The architect was in attendance, regal and grey, and told us about apprentencing with Wright at Taliesin (and scoring the Romeo & Juliet Tower as his quarters) as well as at the offices of Skidmore, Owings and Merrill in Chicago.
Blair won his apprenticeship with Wright through a well turned letter, and earned his keep through his skill as a draftsman -- in particular, his skill at drafting domes, which he came by in wartime Detroit where he worked for the government illustrating captured aircraft; domed bombers a among them. As a result, his was the hand that drafted the dome on the architectural plans for Wright's Guggenheim Museum in New York.
His architectural structures capture some of the quality of a heavy aircraft in flight -- long trim lines, brick and beam somehow soaring.

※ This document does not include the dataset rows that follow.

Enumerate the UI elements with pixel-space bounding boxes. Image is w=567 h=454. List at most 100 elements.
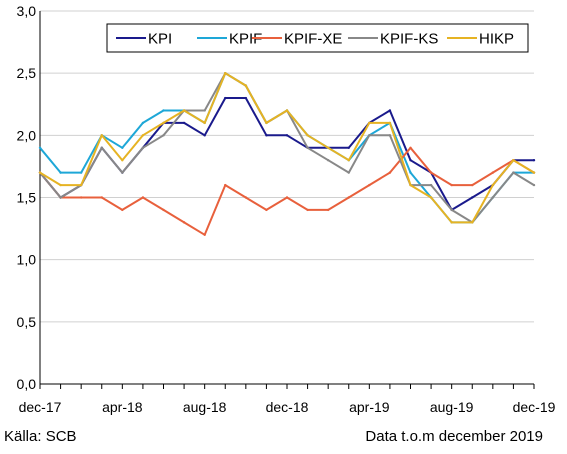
legend-label-kpif-xe: KPIF-XE <box>284 31 342 48</box>
legend-label-kpif: KPIF <box>229 31 262 48</box>
data-point <box>121 159 124 162</box>
series-kpi <box>38 96 536 212</box>
data-point <box>121 146 124 149</box>
data-point <box>265 208 268 212</box>
legend-label-kpif-ks: KPIF-KS <box>380 31 438 48</box>
data-point <box>38 171 42 174</box>
data-point <box>203 233 206 236</box>
data-point <box>59 171 62 174</box>
data-point <box>368 121 371 125</box>
data-point <box>224 71 227 75</box>
data-point <box>326 208 330 212</box>
source-label: Källa: SCB <box>4 428 77 445</box>
data-point <box>388 121 392 125</box>
data-point <box>141 121 145 125</box>
data-point <box>79 171 83 174</box>
data-point <box>347 171 350 174</box>
data-point <box>368 183 371 187</box>
data-point <box>162 208 165 212</box>
data-point <box>285 109 289 112</box>
data-point <box>388 171 392 174</box>
data-point <box>409 159 412 162</box>
data-point <box>306 146 309 149</box>
data-point <box>38 146 42 149</box>
data-point <box>429 183 433 187</box>
data-point <box>162 109 165 112</box>
y-tick-label: 2,0 <box>17 127 37 143</box>
data-point <box>512 159 515 162</box>
line-chart: 0,0 0,5 1,0 1,5 2,0 2,5 3,0 dec-17 apr-18 aug-18 d… <box>17 3 556 415</box>
legend: KPI KPIF KPIF-XE KPIF-KS HIKP <box>106 23 529 53</box>
data-point <box>326 146 330 149</box>
data-point <box>532 183 536 187</box>
data-point <box>162 134 165 137</box>
data-point <box>100 146 103 149</box>
data-point <box>429 171 433 174</box>
data-point <box>409 183 412 187</box>
x-tick-label: apr-18 <box>102 399 143 415</box>
data-period-note: Data t.o.m december 2019 <box>365 428 543 445</box>
data-point <box>244 84 248 87</box>
data-point <box>265 121 268 125</box>
data-point <box>121 171 124 174</box>
data-point <box>471 221 474 224</box>
x-tick-label: dec-17 <box>19 399 62 415</box>
data-point <box>162 121 165 125</box>
grid <box>40 10 534 323</box>
data-point <box>429 196 433 199</box>
data-point <box>224 183 227 187</box>
y-tick-label: 0,5 <box>17 314 37 330</box>
data-point <box>532 171 536 174</box>
data-point <box>306 208 309 212</box>
data-point <box>450 183 453 187</box>
data-point <box>532 159 536 162</box>
data-point <box>471 183 474 187</box>
data-point <box>368 134 371 137</box>
data-point <box>121 208 124 212</box>
data-point <box>491 171 495 174</box>
legend-label-hikp: HIKP <box>479 31 514 48</box>
series-line-kpi <box>39 97 534 211</box>
data-point <box>59 183 62 187</box>
data-point <box>182 121 186 125</box>
y-tick-label: 1,0 <box>17 252 37 268</box>
data-point <box>100 196 103 199</box>
data-point <box>141 146 145 149</box>
data-point <box>203 134 206 137</box>
series-line-kpif <box>39 72 534 224</box>
y-tick-label: 2,5 <box>17 65 37 81</box>
data-point <box>141 196 145 199</box>
data-point <box>347 159 350 162</box>
y-tick-label: 1,5 <box>17 190 37 206</box>
data-point <box>450 221 453 224</box>
data-point <box>182 221 186 224</box>
data-point <box>79 183 83 187</box>
data-point <box>450 208 453 212</box>
data-point <box>347 196 350 199</box>
data-point <box>285 196 289 199</box>
data-point <box>244 196 248 199</box>
x-tick-label: aug-19 <box>430 399 474 415</box>
data-point <box>79 196 83 199</box>
data-point <box>265 134 268 137</box>
legend-label-kpi: KPI <box>148 31 172 48</box>
data-point <box>409 146 412 149</box>
x-tick-label: apr-19 <box>349 399 390 415</box>
y-tick-label: 3,0 <box>17 3 37 19</box>
x-tick-label: dec-18 <box>266 399 309 415</box>
axes: 0,0 0,5 1,0 1,5 2,0 2,5 3,0 dec-17 apr-18 aug-18 d… <box>17 3 556 415</box>
x-tick-label: dec-19 <box>513 399 556 415</box>
data-point <box>285 134 289 137</box>
data-point <box>388 109 392 112</box>
data-point <box>512 171 515 174</box>
data-point <box>203 121 206 125</box>
series-lines <box>38 71 536 236</box>
data-point <box>471 196 474 199</box>
data-point <box>224 96 227 100</box>
data-point <box>100 134 103 137</box>
data-point <box>491 183 495 187</box>
data-point <box>326 159 330 162</box>
data-point <box>491 196 495 199</box>
series-hikp <box>38 71 536 224</box>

That each was unique was the really telling part -- the architect has an eye for the interplay of geometry with the site and used a wide assortment of materials across structures from boulders to cedar planking to brick to flagstone.
The purring of the title came from a woman named Pat, whom we met on the walk between houses, and who lives in another mid-century home elsewhere, but mentioned it in reference to the qualities of really fine architecture and to what living within such a structure does to a person.
She's the caretaker of the home she lives in now; it's owned by a woman who will deed it to a foundation on her death, but this is the second house she's lived in that made her purr.
The first was one she visited with her husband when they first moved to the Midwest. He bought it to surprise her, knowing how she loved it, and called her to give her the news, telling her: "I bought a house for the cat."